Friday, June 1, 2012
Something's rotten in Appalachian higher education, and it smells like discrimination
University of Pikeville President Paul Patton and his pal Speaker of the House Greg Stumbo recently pushed the legislature hard to turn UPike into a public institution like any other state school. The hope was to lower the school's almost outrageous tuition so that more kids would have the opportunity to attend.
They would receive money from the legislature, and as you can imagine, this highly pissed off the administrations of every other state school. If some other school is thrown into the funding pool, it's highly likely every school will receive a smaller piece of the pie. As is the case in Kentucky state politics, the idea that makes the most sense for Appalachian counties was murdered by childish bickering and bull-headedness when it came time for a vote.
However, rising like a phoenix from the ashes of Blue-Dog Democracy, Patton emerged with a plan. He would lobby the legislature to set aside more than $6 million in coal-severance money to fund scholarships for kids to attend schools in the mountains.
What a great plan! I love it when coal-severance money can be spent on something other than construction of justice centers or building of unnecessary roads so coal companies can have access to coal in the mountains around those roads (*cough* Route 7 from Jeff to Viper *cough*), and I love it when more kids are afforded the chance at higher education who maybe wouldn't have been able to do so without some financial help.
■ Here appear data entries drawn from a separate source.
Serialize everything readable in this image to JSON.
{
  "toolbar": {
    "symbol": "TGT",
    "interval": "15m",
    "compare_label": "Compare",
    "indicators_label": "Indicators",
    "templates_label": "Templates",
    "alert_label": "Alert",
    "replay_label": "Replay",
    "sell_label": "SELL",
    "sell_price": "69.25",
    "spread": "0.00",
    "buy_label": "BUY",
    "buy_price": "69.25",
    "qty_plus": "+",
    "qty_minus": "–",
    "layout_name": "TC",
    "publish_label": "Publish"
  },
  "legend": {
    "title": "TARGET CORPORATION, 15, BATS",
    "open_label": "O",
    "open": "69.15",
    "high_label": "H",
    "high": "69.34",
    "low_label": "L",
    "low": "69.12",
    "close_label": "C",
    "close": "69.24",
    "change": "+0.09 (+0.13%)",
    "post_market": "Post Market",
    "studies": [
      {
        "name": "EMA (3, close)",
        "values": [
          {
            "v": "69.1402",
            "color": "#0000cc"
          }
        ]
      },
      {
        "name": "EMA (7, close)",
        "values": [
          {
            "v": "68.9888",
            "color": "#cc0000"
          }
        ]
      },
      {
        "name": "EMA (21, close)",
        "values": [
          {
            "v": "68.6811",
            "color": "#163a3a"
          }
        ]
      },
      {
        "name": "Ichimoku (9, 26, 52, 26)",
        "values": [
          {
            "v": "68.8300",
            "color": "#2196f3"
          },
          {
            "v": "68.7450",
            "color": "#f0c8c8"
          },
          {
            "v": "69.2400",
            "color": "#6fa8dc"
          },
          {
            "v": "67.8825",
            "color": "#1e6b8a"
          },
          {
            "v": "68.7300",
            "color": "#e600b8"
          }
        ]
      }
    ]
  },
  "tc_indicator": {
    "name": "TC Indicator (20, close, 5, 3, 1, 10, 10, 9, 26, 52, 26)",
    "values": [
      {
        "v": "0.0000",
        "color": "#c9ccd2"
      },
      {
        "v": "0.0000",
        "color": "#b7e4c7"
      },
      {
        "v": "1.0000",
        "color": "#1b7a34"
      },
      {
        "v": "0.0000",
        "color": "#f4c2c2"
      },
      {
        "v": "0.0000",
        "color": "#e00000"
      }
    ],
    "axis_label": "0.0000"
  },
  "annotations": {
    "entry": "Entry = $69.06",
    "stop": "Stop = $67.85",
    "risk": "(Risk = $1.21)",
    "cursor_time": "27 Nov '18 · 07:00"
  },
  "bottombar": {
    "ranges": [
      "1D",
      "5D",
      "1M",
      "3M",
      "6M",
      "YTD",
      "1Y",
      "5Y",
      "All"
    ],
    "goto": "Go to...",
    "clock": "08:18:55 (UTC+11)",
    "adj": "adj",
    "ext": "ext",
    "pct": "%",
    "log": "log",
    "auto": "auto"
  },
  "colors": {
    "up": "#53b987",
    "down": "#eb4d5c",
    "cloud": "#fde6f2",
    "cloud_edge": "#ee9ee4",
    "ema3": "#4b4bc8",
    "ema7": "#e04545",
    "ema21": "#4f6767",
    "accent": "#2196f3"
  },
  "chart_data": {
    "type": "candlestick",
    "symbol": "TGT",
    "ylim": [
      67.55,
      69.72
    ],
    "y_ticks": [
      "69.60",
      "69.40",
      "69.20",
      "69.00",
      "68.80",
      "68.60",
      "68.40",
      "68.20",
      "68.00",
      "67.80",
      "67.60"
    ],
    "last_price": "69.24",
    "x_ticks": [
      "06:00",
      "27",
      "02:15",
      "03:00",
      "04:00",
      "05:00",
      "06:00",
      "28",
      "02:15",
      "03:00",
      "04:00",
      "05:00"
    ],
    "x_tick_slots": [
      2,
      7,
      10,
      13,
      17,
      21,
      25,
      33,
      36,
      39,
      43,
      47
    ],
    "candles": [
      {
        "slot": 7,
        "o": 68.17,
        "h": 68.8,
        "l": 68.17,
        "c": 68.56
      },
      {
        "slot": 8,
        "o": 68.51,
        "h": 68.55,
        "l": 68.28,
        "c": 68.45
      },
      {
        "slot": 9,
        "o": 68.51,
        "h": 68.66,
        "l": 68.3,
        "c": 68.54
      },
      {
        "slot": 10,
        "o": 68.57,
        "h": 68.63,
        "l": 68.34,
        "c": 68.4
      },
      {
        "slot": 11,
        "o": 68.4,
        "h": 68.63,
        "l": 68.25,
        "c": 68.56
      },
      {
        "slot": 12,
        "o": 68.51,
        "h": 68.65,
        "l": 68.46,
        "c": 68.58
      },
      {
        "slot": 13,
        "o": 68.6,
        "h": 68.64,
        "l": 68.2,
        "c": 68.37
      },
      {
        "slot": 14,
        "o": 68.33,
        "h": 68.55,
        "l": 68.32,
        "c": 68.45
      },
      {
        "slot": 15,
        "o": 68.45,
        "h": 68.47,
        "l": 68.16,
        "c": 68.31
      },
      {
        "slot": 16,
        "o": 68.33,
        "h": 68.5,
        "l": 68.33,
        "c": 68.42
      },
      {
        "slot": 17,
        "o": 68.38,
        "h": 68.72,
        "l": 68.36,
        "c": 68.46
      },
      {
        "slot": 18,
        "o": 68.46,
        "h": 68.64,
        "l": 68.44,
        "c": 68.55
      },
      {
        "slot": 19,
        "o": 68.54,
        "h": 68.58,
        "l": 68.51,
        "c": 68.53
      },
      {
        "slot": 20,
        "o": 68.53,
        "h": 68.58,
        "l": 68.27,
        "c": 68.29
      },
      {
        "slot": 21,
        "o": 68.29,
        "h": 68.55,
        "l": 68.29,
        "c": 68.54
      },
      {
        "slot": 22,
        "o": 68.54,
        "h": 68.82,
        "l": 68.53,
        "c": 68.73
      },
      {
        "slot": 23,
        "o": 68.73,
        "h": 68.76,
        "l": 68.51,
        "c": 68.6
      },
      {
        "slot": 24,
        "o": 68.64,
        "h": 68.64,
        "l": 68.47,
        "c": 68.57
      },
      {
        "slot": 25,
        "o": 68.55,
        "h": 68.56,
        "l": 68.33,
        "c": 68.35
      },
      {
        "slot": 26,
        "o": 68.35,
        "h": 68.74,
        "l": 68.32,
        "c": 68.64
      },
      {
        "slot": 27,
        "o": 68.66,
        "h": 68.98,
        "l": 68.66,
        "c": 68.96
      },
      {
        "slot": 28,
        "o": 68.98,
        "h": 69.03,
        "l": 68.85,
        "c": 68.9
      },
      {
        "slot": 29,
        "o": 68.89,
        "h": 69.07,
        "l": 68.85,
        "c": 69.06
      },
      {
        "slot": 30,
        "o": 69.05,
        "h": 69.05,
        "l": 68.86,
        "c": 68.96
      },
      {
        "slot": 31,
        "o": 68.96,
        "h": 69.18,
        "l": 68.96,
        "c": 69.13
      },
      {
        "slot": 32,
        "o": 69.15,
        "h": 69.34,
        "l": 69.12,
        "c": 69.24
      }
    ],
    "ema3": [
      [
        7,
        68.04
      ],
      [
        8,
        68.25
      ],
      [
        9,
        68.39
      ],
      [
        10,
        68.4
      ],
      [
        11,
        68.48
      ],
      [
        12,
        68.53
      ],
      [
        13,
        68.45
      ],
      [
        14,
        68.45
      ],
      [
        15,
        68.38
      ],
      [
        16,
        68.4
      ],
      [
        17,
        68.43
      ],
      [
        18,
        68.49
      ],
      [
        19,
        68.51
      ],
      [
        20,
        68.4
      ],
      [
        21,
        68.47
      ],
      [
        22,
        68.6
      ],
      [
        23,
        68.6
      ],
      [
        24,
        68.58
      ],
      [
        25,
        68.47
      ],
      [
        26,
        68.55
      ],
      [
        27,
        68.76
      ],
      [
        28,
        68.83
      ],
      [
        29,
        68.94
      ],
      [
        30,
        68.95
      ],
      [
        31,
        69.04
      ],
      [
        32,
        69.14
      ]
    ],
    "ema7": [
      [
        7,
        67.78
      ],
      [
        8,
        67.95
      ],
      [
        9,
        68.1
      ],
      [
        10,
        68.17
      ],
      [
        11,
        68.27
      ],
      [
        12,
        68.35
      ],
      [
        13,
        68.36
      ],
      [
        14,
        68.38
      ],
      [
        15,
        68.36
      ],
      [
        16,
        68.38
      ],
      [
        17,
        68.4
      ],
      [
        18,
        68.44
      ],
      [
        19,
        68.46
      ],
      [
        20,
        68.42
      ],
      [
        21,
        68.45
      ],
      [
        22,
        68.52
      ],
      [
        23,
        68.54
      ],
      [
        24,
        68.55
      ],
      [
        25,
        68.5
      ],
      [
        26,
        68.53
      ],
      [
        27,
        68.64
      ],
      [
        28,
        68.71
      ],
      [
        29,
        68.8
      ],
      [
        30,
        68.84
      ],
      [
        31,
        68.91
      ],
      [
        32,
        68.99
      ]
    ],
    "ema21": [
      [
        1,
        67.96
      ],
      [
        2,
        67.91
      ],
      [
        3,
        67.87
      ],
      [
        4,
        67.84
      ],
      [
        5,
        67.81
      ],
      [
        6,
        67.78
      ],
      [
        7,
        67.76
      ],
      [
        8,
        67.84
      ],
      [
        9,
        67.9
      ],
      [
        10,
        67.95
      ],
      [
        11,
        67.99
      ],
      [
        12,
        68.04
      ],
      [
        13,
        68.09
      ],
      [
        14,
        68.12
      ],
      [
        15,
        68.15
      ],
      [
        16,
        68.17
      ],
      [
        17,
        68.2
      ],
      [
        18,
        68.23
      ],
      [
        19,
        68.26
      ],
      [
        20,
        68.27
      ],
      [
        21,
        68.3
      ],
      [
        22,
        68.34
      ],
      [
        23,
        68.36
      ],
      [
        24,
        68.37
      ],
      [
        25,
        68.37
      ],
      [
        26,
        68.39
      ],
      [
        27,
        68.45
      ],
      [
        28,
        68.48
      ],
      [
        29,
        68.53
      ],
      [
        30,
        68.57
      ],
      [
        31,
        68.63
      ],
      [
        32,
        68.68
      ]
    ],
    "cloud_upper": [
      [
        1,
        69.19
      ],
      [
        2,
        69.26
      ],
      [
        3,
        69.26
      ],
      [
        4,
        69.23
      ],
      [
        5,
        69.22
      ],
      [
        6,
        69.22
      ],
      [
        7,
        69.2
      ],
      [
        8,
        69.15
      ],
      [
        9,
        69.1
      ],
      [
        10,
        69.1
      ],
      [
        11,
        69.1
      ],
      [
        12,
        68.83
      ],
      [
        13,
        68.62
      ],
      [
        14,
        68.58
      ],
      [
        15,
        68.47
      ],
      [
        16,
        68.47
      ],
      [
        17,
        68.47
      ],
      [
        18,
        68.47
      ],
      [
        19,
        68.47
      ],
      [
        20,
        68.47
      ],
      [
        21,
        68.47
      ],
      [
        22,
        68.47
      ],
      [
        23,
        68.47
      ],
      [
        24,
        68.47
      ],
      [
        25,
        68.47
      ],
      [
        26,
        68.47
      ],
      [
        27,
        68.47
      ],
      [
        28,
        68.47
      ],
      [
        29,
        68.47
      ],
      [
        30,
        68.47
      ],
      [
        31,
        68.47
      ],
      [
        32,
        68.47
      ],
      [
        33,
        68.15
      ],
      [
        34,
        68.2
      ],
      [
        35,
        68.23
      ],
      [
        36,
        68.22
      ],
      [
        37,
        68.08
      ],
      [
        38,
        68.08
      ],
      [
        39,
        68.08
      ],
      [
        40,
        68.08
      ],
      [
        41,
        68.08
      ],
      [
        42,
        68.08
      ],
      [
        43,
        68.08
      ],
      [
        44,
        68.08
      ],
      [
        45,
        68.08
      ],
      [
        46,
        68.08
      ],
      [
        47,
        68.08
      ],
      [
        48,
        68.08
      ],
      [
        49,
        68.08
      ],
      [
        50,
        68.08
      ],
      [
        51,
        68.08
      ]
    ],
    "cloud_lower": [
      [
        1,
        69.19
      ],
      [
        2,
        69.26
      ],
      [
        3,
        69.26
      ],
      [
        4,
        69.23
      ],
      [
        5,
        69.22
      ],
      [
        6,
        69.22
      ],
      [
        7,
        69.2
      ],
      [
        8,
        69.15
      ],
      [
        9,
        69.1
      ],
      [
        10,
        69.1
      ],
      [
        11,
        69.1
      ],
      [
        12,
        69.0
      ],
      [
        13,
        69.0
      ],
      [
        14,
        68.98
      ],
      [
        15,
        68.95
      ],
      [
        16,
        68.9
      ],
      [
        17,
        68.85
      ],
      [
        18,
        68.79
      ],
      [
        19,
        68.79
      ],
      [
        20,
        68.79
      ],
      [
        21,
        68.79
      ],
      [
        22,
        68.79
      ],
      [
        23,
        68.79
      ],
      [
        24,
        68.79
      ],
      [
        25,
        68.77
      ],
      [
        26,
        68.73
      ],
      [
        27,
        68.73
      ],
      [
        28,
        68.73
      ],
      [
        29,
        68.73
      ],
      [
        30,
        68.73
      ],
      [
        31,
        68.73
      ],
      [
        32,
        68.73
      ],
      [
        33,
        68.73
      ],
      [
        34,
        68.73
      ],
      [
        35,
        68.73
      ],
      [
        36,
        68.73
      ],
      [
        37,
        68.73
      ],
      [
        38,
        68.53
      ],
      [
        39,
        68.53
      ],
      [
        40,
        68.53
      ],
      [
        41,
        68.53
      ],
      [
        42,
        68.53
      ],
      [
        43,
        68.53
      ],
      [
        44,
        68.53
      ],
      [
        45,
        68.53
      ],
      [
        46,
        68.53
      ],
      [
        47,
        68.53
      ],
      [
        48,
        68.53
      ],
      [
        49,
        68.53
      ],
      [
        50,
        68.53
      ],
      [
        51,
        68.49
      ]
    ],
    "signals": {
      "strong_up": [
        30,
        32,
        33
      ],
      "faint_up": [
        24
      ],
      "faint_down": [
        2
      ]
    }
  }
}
But then, I read more about this little plan of Patton's, which has since been approved by the highest and mightiest Friend of Coal, Gov. Steve Beshear. As the Lexington Herald-Leader's Linda Blackford reported a couple of weeks ago, the scholarship money provided through coal-severance dollars will only go to kids in nine of 25 eastern coal-producing counties: Bell, Harlan, Letcher, Pike, Floyd, Johnson, Martin, Knott and Magoffin. It will also only be available to kids who go to UPike, Alice Lloyd College or the University of Morehead's extension campuses.
So, let me get this straight: Paul Patton, a Democrat, is going to use coal-severance money to fund scholarships for kids in coal-producing counties, but is not allowing kids from certain coal-producing counties to receive those scholarships. The scholarships will only pay for kids to go to UPike, Alice Lloyd or Morehead extension campuses, excluding kids who go to Union College or University of the Cumberlands, which are both located in districts represented by Republicans in the state legislature.
I believe - if memory serves - that that's called bias. Furthermore, it's pretty low-down dirty to deny kids from any coal-producing county the ability to receive any kind of help they can get to go to college for what are obviously political reasons.
Patton claims that he excluded Perry and Leslie Counties - two of the biggest coal-producing counties in the state - from his list because they are served by the University of the Mountains consortium, which is operated by the Kentucky Community and Technical College system. So, all kids that live in Perry and Leslie Counties only go a KCTCS college? None of them want to go to UPike or Alice Lloyd? This little brilliant plan of Patton's will limit the choices of the kids in Perry and Leslie Counties, and any other county not deemed worthy enough to be included on his list, and he knows it. What utter nonsense.
One other piece to this ridiculous puzzle is that UPike is going to create extension campuses in those nine counties, probably using some of the severance money it's now getting from the state for it's exclusionary scholarships. That seems awfully shady to me. I don't think UPike officials would have decided to put these extension campuses in those counties without A LOT of prior negotiation between county and city officials in those counties.
I'm also quite certain that Patton's hope in all this is that most of the kids receiving these scholarships will attend the University of Pikeville. Not that there's anything wrong with that. UPike is a good school and lots of great kids get a fine education there. But it does seem wrong to create a future UPike-student machine by targeting kids in counties closest to Pikeville - six of which do not contain higher education facilities - with a load of scholarship money and telling them they can only use it if they go to UPike, Alice Lloyd or Morehead extension campuses. Since the Morehead campus is in Floyd County and Alice Lloyd is in Knott, I'm pretty sure that kids from the other counties would chose UPike - not certain, but pretty sure.
It took a week or so, but some folks around the region are speaking out against this plan, calling it "bias" and "discriminatory." Perry County Judge-Executive Denny Ray Noble even said that Patton promised him Perry County would be included on the list of nine, but as it turns out, it wasn't.
I had such hope for this whole deal. I had hoped that there could never be opposition to creating a state school in the mountains, because after all, who would object to Appalachian kids being able to obtain a quality higher education close to home? When that failed, and this severance tax idea came up, I thought it would be awesome if that money could actually help coal-county kids for once.
As it turns out, the politics of academia are the most competitive, the most dirty and the most rotten of all.